Cooper wrote all about it in his 2007 memoir, Golf Monster: A Rock 'N' Roller's 12 Steps To Becoming A Golf Addict, and detailed unforgettable experiences such as shooting 73 at Pine Valley Golf Club in New Jersey, ranked the No. 1 golf course in the United States by Golf magazine in 2009, and giving swing advice to none other than Lou Reed.
The Tennessee native Gill began playing at age 7 and was shooting in the 70s by the time he was in high school. He currently holds a zero handicap and has been instrumental in combining his love of golf and his influence through music with a lifelong mission of helping others.
In 1993 Gill started the Vinny Pro-Celebrity Invitational, benefitting golf programs throughout Tennessee. He has raised more than $3 million for junior golf programs in his home state, which helped him earn the PGA Distinguished Service Award, the association's highest honor.
At 54, the 20-time GRAMMY-winning Gill now could qualify for the PGA's Champions (senior) Tour if he wanted. And Young, the drummer for the GRAMMY-winning band No Doubt, might be able to join him someday.
Young was playing golf long before he was playing drums, and he's been known to shoot in the 60s. He's careful to hide his Mohawk under a hat when he tees it at top-notch private tracks, but he's also well aware that golfers are golfers, no matter the social standing.
"Once they find out you can play, they're cool with it," Young told BadGolfer.com in 2006. "It's hard for them to say something when I'm beating them."
As for Timberlake, he's of the "if you can't beat them, build your own course" mindset.
The six-time GRAMMY winner turned actor got serious about golf while on tour years back and now hosts a PGA Tour event in Las Vegas. He also refurbished his favorite course, Mirimichi, near where he grew up in Memphis, Tenn., to the tune of $16 million. Timberlake recently told The New York Times there are rhythmic realities that unite his two primary passions.

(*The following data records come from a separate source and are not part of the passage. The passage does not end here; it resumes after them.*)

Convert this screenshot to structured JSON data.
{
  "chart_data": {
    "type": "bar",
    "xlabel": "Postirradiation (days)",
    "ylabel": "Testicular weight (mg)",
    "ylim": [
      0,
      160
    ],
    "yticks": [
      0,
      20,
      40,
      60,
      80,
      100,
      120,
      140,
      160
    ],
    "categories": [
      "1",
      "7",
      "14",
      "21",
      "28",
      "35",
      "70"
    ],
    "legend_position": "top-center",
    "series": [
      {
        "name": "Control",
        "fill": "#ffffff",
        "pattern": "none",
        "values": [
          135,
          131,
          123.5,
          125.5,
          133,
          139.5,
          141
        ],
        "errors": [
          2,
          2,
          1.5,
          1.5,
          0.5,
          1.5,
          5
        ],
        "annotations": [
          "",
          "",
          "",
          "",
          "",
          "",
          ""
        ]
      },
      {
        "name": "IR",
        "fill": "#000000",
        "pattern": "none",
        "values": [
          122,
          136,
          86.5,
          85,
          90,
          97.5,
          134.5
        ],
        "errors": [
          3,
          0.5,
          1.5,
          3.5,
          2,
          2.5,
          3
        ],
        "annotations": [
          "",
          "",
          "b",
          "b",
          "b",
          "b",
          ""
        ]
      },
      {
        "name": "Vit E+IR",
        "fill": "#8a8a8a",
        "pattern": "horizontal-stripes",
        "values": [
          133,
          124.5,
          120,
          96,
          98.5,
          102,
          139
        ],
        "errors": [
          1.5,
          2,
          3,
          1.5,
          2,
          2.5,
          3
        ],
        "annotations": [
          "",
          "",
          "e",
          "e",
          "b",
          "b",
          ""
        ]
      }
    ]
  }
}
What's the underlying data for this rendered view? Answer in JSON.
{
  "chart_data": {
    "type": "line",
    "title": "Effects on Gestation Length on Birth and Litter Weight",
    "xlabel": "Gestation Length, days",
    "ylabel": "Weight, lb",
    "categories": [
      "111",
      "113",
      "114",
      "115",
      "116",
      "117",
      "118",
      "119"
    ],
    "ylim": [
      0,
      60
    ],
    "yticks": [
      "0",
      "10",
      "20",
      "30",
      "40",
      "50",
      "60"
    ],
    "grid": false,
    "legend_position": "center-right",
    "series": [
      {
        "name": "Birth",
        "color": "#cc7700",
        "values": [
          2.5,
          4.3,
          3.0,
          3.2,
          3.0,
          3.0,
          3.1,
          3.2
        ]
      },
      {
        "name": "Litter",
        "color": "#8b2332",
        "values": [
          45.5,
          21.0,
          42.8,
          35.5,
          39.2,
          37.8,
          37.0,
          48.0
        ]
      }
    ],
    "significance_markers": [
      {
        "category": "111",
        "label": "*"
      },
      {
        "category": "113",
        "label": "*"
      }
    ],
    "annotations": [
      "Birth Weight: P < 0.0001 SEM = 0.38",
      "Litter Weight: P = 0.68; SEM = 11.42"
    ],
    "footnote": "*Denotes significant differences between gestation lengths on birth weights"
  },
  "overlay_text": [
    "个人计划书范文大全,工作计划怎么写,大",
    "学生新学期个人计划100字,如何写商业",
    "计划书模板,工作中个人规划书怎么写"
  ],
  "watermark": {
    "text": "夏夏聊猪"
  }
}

"Tempo is everything in music," Timberlake said. "I see a correlation to golf. The tempo and pace of a round are important."
Kenny G, a GRAMMY winner and club champion at Sherwood Country Club in Thousand Oaks, Calif., agreed, telling Golf Digest in 2006 that he yearns for a time when he can let his game flow through him like it does when he's wailing away on his instrument.
"With the sax, I learned technique well enough so that it feels like part of my body, and I just express myself," said Kenny G. "That's where I want to get in golf."
Meanwhile, the latest multiplatinum star to pick up golf can be seen on a now-viral YouTube video, hitting putts, driving the ball and even giving swing lessons.
Yes, golf and music fans, it's 2011 Latin Recording Academy Person of the Year Shakira, live from a plush club in Mexico. And yes, she's cognizant of one of golf's grand axioms: It's all in the hips.
(Matt Sycamore is a Pacific Northwest-based freelance music writer.)